O infectologista considera que o impacto na economia pode ter influenciado a orientação do CDC para reduzir o tempo de isolamento, embora também concorde que os dias iniciais da doença sejam o auge do período de contágio, podendo no entanto se estender até o 10º dia.

“Como a ômicron é uma situação nova, não há ainda dados epidemiológicos confiáveis o suficiente para dar segurança, do ponto de vista técnico, de que a pessoa não transmitirá depois do quinto dia, mesmo que seja assintomática”, afirma. “Me parece que é uma medida mais relacionada a reduzir o tempo de afastamento das pessoas do trabalho do que por um dado produzido relacionado a ômicron.”

Ao mesmo tempo, Hallal pondera que algumas análises indicam que pessoas vacinadas transmitem por menos tempo a ômicron do que outras não vacinadas. Nesse sentido, o infectologista diz que a redução do tempo de isolamento faz mais sentido para quem está imunizado.

De qualquer forma, Hallal insiste que o atual momento da crise sanitária no País pede reforço nas medidas preventivas. A questão, diz ele, é que o Brasil nunca conseguiu, de fato, fazer testagem em massa e convencer a população a fazer quarentena. A chegada da ômicron neste momento e o rápido domínio sobre outras variantes tampouco é supresa, haja visto o que aconteceu antes na Europa e nos Estados Unidos.

“Acho que não seria o momento oportuno pra se reduzir isolamento, mas seria o momento oportuno pra se reforçar uma política de prevenção, com uso de máscara adequada, algo que a gente vem discutindo desde o ano passado”, destaca.

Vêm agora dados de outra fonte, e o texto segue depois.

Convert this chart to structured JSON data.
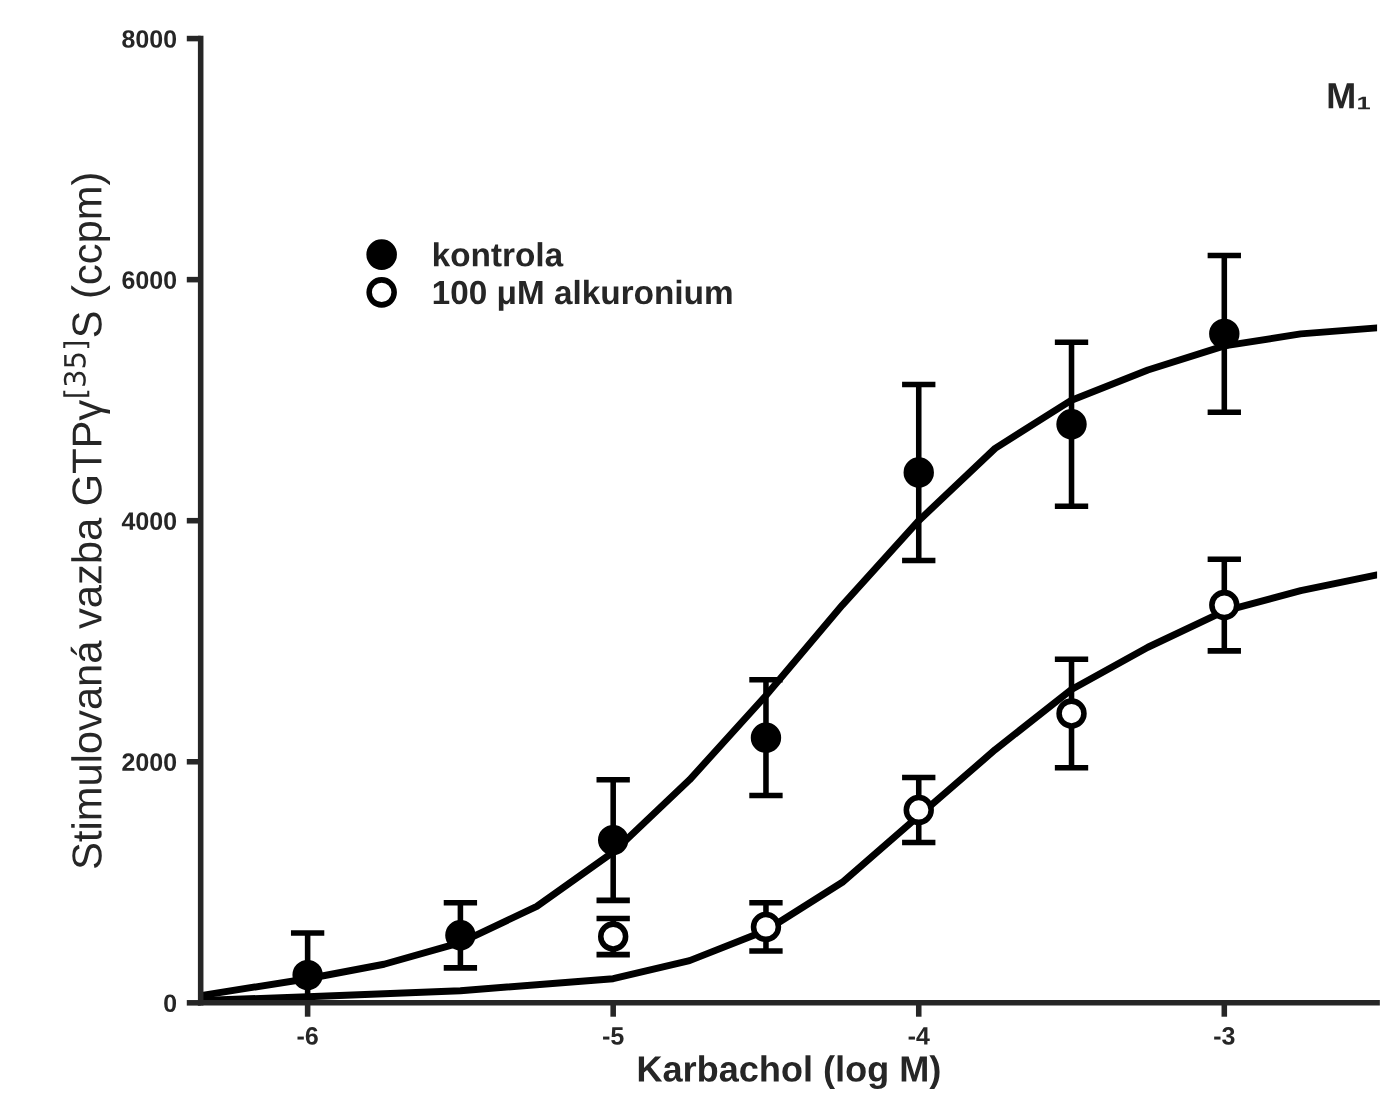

Embora avalia como inoportuna a redução do isolamento no contexto epidemiológico que o Brasil está vivendo, a medida não o surpreende por ser reflexo do que define como uma falta de política de proteção da vida da população. Hallal ainda demonstra preocupação com os comentários de que a ômicron é “leve”, pois isso banaliza a prevenção e sinaliza que não é mais um problema de saúde pública.

O infectologista diz que a tese da ômicron ser a variante que pode levar ao fim da pandemia, por ser menos virulenta e mais contagiosa, é outro debate e que só poderá ser melhor compreendido nos próximos meses ou anos.

Pessoa sem esquema vacinal completo

  • Isolamento domiciliar de dez dias (a contar do início dos sintomas).
  • Procurar novamente atendimento se houver febre persistente.
  • Reforçar o uso de máscaras.
  • Contactantes domiciliares assintomáticos podem manter atividades, desde que reforçados os cuidados de uso de máscara e distanciamento.

Pessoa com esquema vacinal completo e que não apresentou febre (ou assintomática)

  • Isolamento domiciliar de cinco dias.
  • Procurar atendimento se apresentar febre no quarto ou quinto dia de isolamento.
  • Reforçar o uso de máscaras, em especial por dez dias.
  • Contactantes domiciliares assintomáticos podem manter atividades, desde que reforçados os cuidados de uso de máscara e distanciamento.

Pessoa com esquema vacinal completo que apresentou febre

  • Isolamento domiciliar de sete dias (a contar do início dos sintomas).
  • Procurar atendimento se apresentar febre no sexto ou sétimo dia de isolamento.
  • Reforçar o uso de máscaras, em especial por dez dias.
  • Contactantes domiciliares assintomáticos podem manter atividades, desde que reforçados os cuidados de uso de máscara e distanciamento.